Friday, May 25, 2007


Mukhtar Mai says her goal is to fight injustice with knowledge.
Pakistani gang rape victim Mukhtar Mai has resigned as head of a women's crisis centre in her village.
She told the BBC she did so because she was about to be replaced by a woman from the ruling PML-Q party.
The local administration in her village of Meerwala in Punjab province say she was nearing the end of a maximum one-year term of office.
Mukhtar Mai has become known around the world after she was raped, allegedly on the order of a village council.
The council gave the order because her brother was reported to have behaved inappropriately with a woman from another tribe.
Mukhtar Mai ignored taboos about her ordeal and fought to have her attackers convicted.
Since then she has become a champion for women's rights in Pakistan and an internationally recognised figure.
The developments at the Meerwala women's crisis centre, where she has been chairwoman, happened while she was away on a lecture and fundraising trip to the US.
She has been replaced by Umme-Kulsum Siyal, the general secretary of the local women's wing of the ruling PML-Q political party in Meerwala.

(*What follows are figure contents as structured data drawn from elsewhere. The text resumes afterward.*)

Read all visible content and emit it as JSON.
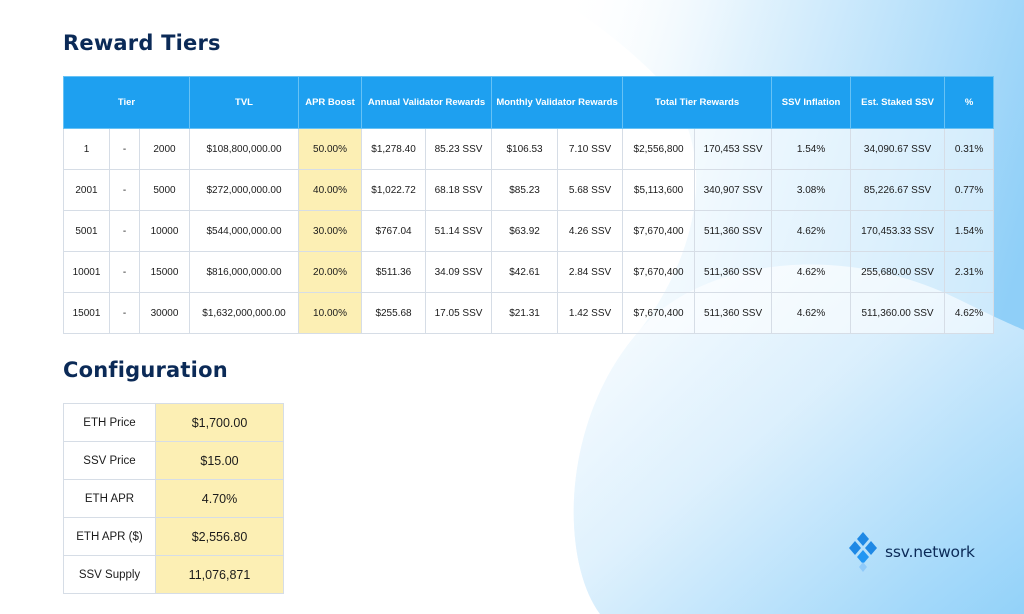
{
  "sections": {
    "rewards_title": "Reward Tiers",
    "config_title": "Configuration"
  },
  "tiers_table": {
    "headers": {
      "tier": "Tier",
      "tvl": "TVL",
      "apr_boost": "APR Boost",
      "annual": "Annual Validator Rewards",
      "monthly": "Monthly Validator Rewards",
      "total": "Total Tier Rewards",
      "inflation": "SSV Inflation",
      "staked": "Est. Staked SSV",
      "pct": "%"
    },
    "rows": [
      {
        "from": "1",
        "dash": "-",
        "to": "2000",
        "tvl": "$108,800,000.00",
        "boost": "50.00%",
        "annual_usd": "$1,278.40",
        "annual_ssv": "85.23 SSV",
        "monthly_usd": "$106.53",
        "monthly_ssv": "7.10 SSV",
        "total_usd": "$2,556,800",
        "total_ssv": "170,453 SSV",
        "inflation": "1.54%",
        "staked": "34,090.67 SSV",
        "pct": "0.31%"
      },
      {
        "from": "2001",
        "dash": "-",
        "to": "5000",
        "tvl": "$272,000,000.00",
        "boost": "40.00%",
        "annual_usd": "$1,022.72",
        "annual_ssv": "68.18 SSV",
        "monthly_usd": "$85.23",
        "monthly_ssv": "5.68 SSV",
        "total_usd": "$5,113,600",
        "total_ssv": "340,907 SSV",
        "inflation": "3.08%",
        "staked": "85,226.67 SSV",
        "pct": "0.77%"
      },
      {
        "from": "5001",
        "dash": "-",
        "to": "10000",
        "tvl": "$544,000,000.00",
        "boost": "30.00%",
        "annual_usd": "$767.04",
        "annual_ssv": "51.14 SSV",
        "monthly_usd": "$63.92",
        "monthly_ssv": "4.26 SSV",
        "total_usd": "$7,670,400",
        "total_ssv": "511,360 SSV",
        "inflation": "4.62%",
        "staked": "170,453.33 SSV",
        "pct": "1.54%"
      },
      {
        "from": "10001",
        "dash": "-",
        "to": "15000",
        "tvl": "$816,000,000.00",
        "boost": "20.00%",
        "annual_usd": "$511.36",
        "annual_ssv": "34.09 SSV",
        "monthly_usd": "$42.61",
        "monthly_ssv": "2.84 SSV",
        "total_usd": "$7,670,400",
        "total_ssv": "511,360 SSV",
        "inflation": "4.62%",
        "staked": "255,680.00 SSV",
        "pct": "2.31%"
      },
      {
        "from": "15001",
        "dash": "-",
        "to": "30000",
        "tvl": "$1,632,000,000.00",
        "boost": "10.00%",
        "annual_usd": "$255.68",
        "annual_ssv": "17.05 SSV",
        "monthly_usd": "$21.31",
        "monthly_ssv": "1.42 SSV",
        "total_usd": "$7,670,400",
        "total_ssv": "511,360 SSV",
        "inflation": "4.62%",
        "staked": "511,360.00 SSV",
        "pct": "4.62%"
      }
    ]
  },
  "config": [
    {
      "label": "ETH Price",
      "value": "$1,700.00"
    },
    {
      "label": "SSV Price",
      "value": "$15.00"
    },
    {
      "label": "ETH APR",
      "value": "4.70%"
    },
    {
      "label": "ETH APR ($)",
      "value": "$2,556.80"
    },
    {
      "label": "SSV Supply",
      "value": "11,076,871"
    }
  ],
  "logo": {
    "text": "ssv.network",
    "icon": "ssv-diamond-logo-icon"
  },
  "colors": {
    "header_blue": "#1ea0f0",
    "title_navy": "#0b2a57",
    "highlight_yellow": "#fcefb4",
    "background_blue": "#8fcff8"
  }
}
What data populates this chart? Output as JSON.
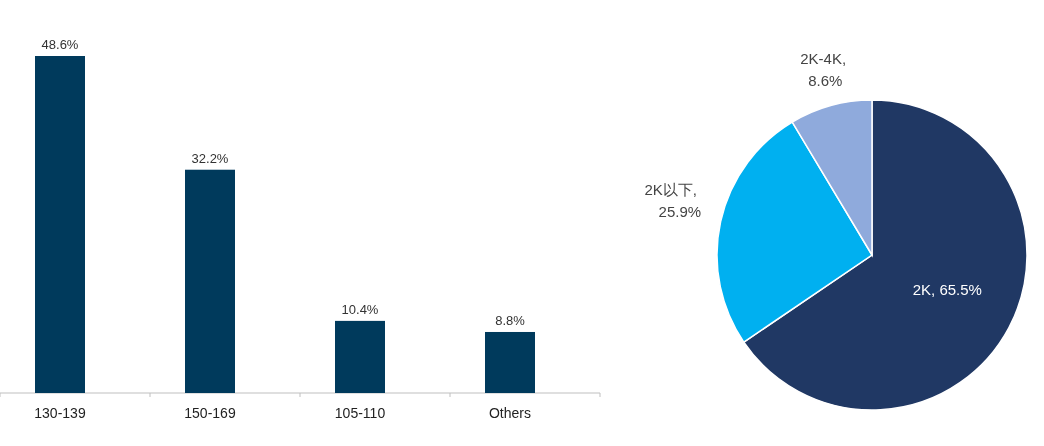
{
  "chart_data": [
    {
      "type": "bar",
      "categories": [
        "130-139",
        "150-169",
        "105-110",
        "Others"
      ],
      "values": [
        48.6,
        32.2,
        10.4,
        8.8
      ],
      "color": "#003a5c",
      "value_labels": [
        "48.6%",
        "32.2%",
        "10.4%",
        "8.8%"
      ]
    },
    {
      "type": "pie",
      "categories": [
        "2K",
        "2K以下",
        "2K-4K"
      ],
      "values": [
        65.5,
        25.9,
        8.6
      ],
      "colors": [
        "#203864",
        "#00b0f0",
        "#8faadc"
      ],
      "value_labels": [
        ", 65.5%",
        ", 25.9%",
        ", 8.6%"
      ],
      "data_labels": true
    }
  ]
}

Life in Ms Mai's home village is tough.
Mukhtar Mai told the BBC that when she learned that the board of the crisis centre had met to find a replacement, she sent in her resignation as she no longer wanted anything to do with the centre.
She said that the local administration officials had done their utmost from the beginning to undermine the work being done by the centre.
She said that, because of their obstructive attitudes, the crisis centre was still not fully operational despite being launched a year ago.
She also complained that although she insisted the women's centre be run only by women, a majority of men had become involved.
The local administration, however, say that they acted by the rules of the centre.
The chairperson can only serve for a year, they say and Mukhtar Mai's term was coming to an end.
Correspondents point out that some local administration officials and some members of the federal women's affairs ministry have been opposed to Mukhtar Mai's involvement in the centre.
The women's crisis centre was originally going to be in nearby Muzaffargarh city.
But Mukhtar Mai persuaded the then Women's Affairs Minister, Nilofer Bakhtiar, to shift it to rural Meerwala, where she said it was needed more.